— Ой-ой-ой! Дяденька, хоть бы мне помереть! Хоть бы мне помереть! — кричала она, стискивая его руку.
Когда матрос услышал писк ребенка, он радостно сказал:
— Га! Га!
Ему захотелось взглянуть на малыша, но старик погнал его.
— Уходи отсюда! — сказал он и замахал на него руками.
Матрос вернулся к огню и снова улегся. Ночь была теплая, тихая, и он скоро уснул. Потом рядом с ним под кокосовой пальмой лег и старик. Ноги их, обращенные к догоравшему костру, касались друг друга.

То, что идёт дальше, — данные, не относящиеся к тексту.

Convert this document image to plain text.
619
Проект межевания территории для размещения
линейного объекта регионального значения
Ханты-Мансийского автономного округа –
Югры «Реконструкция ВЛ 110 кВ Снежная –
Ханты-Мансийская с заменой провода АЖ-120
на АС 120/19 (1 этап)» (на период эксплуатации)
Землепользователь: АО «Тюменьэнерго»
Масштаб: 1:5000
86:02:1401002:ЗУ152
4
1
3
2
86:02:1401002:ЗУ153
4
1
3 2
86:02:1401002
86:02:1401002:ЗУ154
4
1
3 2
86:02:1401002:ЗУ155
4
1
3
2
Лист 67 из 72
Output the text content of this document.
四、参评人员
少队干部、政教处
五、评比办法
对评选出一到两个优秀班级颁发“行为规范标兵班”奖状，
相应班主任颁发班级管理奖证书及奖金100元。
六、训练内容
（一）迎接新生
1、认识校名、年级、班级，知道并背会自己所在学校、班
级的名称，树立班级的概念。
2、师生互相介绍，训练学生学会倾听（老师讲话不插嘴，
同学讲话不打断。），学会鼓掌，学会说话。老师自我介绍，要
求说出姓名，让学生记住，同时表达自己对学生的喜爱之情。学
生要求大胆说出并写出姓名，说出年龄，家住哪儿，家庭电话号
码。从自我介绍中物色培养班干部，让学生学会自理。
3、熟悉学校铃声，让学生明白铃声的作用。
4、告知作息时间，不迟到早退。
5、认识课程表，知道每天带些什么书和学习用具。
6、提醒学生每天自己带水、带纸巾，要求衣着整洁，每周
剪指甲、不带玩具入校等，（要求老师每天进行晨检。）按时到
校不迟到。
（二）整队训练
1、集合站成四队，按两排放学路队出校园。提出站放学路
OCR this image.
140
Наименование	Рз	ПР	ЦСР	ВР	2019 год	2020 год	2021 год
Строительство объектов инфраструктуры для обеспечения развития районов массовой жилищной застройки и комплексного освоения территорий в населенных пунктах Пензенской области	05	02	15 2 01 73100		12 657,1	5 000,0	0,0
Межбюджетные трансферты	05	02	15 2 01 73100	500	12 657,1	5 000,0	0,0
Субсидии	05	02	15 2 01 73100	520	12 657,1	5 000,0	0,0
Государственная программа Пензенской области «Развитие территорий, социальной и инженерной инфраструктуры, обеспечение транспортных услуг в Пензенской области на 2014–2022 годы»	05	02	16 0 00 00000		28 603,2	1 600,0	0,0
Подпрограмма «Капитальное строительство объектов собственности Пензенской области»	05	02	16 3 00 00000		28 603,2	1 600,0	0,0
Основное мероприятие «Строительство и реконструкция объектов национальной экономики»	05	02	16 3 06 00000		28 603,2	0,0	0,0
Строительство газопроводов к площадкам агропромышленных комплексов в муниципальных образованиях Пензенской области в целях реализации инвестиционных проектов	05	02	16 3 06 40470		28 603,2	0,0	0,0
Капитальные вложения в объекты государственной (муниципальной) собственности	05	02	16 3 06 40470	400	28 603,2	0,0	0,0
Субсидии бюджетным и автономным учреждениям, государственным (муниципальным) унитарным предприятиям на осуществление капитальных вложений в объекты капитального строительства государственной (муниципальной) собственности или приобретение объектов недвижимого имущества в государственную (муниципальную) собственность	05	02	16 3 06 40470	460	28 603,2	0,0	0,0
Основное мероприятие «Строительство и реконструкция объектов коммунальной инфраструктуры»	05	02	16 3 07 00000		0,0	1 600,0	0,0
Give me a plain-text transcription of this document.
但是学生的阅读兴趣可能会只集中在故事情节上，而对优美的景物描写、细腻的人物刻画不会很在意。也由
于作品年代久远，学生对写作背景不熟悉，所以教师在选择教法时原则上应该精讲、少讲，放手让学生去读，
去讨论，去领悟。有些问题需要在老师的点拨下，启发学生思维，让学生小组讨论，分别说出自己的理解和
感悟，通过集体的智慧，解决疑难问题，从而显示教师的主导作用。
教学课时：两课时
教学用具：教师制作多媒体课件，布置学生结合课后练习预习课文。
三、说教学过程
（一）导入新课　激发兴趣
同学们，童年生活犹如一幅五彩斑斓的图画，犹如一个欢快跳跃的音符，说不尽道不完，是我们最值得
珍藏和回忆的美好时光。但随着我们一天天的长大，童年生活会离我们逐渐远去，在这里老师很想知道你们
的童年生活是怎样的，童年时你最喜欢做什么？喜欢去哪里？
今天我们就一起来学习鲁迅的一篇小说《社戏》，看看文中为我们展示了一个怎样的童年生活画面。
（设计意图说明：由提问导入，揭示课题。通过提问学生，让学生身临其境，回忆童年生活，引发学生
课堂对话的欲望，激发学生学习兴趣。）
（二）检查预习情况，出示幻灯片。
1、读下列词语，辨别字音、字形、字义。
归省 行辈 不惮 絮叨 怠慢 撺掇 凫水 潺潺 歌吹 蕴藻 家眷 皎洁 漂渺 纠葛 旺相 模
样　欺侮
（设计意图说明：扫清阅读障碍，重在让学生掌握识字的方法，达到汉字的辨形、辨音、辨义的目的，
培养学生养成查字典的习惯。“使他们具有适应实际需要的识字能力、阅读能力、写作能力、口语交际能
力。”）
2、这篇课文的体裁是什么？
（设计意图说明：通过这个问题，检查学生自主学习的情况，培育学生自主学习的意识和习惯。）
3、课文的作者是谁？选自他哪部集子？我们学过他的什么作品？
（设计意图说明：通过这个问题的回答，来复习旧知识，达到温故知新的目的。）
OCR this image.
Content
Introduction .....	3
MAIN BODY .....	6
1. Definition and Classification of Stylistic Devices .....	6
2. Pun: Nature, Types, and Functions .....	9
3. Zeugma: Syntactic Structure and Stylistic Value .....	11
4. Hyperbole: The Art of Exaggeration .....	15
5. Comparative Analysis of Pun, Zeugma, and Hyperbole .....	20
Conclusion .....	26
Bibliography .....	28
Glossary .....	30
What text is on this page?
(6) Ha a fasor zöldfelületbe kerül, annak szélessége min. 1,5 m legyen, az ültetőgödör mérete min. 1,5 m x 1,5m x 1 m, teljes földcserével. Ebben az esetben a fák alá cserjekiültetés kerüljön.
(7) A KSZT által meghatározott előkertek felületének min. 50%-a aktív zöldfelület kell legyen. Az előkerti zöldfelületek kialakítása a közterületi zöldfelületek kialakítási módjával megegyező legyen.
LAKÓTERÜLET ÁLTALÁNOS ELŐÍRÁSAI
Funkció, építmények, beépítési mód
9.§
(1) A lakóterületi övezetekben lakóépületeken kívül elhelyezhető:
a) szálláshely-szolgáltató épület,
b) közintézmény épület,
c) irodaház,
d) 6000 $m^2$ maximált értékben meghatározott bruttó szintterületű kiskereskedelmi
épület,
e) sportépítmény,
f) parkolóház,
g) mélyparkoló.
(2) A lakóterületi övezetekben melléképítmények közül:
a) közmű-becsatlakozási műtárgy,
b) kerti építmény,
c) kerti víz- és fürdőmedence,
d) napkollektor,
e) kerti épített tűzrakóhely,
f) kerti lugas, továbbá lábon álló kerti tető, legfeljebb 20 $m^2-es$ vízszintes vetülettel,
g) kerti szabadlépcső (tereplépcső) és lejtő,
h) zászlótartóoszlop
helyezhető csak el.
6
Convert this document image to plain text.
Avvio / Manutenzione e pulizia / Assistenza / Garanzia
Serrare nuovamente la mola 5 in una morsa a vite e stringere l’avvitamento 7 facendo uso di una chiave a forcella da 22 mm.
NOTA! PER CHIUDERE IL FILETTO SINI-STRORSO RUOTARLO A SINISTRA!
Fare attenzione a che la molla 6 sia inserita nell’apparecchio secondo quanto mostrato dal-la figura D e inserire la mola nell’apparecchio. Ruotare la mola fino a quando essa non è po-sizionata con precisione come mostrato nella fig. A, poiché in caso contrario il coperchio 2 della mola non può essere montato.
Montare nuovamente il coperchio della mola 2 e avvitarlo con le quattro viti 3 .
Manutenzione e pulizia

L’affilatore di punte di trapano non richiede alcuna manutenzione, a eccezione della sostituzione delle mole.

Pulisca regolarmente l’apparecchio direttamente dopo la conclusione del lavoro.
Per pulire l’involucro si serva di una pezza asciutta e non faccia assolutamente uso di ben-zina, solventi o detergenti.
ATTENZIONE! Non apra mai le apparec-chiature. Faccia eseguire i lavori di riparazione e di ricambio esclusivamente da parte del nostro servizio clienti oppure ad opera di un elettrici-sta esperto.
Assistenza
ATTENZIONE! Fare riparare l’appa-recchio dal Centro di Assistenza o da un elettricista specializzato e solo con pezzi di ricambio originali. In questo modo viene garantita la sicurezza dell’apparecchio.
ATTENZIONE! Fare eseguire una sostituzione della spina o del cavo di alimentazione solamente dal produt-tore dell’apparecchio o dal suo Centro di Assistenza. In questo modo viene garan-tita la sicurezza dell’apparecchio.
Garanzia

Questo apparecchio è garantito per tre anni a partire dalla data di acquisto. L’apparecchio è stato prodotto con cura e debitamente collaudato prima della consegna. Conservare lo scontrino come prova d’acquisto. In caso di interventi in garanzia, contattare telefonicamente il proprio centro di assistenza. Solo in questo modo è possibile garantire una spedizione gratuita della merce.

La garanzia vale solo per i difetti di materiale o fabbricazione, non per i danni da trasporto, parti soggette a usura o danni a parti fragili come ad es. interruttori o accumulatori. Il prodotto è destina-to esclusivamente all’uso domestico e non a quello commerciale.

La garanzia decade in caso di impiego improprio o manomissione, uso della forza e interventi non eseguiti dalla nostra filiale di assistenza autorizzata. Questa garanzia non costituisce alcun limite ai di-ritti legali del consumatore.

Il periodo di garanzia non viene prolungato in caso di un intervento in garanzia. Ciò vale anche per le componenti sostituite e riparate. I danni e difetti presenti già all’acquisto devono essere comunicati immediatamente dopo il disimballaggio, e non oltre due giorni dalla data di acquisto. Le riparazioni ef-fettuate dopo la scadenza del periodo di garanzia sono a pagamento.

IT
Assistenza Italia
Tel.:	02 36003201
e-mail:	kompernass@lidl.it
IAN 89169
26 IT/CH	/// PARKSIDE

Сквозь листья пальмы старику было видно, как светлеет небо. Приближалось утро. Звезда по-прежнему смотрела на него сквозь густую листву. Все это время она наблюдала за ними оттуда, сверху.
Старик повернулся на бок и, подложив под голову руку вместо подушки, попытался уснуть. Матрос мирно похрапывал. Старику видна была Марта. Она лежала в шалаше на подстилке, вытянув ноги, а рядом с ней завернутый в одеяло ребенок.
Старик так и уснул с мыслями о ребенке: хорошо, что это был мальчик.
Его разбудил порыв ветра, и, открыв глаза, он сперва никак не мог понять, где находится. Потом почувствовал радость от того, что сумел помочь женщине, и подумал — не обидел ли он ее чем-нибудь. Зря он обозвал ее свиньей, надо бы с ней помягче. Он сел и увидел горевший в шалаше фонарь.
— Ну, как, все в порядке? — крикнул он, услыхав, что женщина зашевелилась.
Она ничего не ответила, только села медленно и осторожно, и тень ее укрыла ребенка, словно одеяло.
— Это та птица-оборотень, дяденька, — сказала она усталым голосом, прозвучавшим словно издалека. — Слышал, как кричала та птица? А теперь он помер — он помер, дяденька!
Старик опустил фонарь, горевший слабым голубым пламенем. Ребенок, лежавший рядом с женщиной, был обмякший и серый, как одеяло, в которое его завернули.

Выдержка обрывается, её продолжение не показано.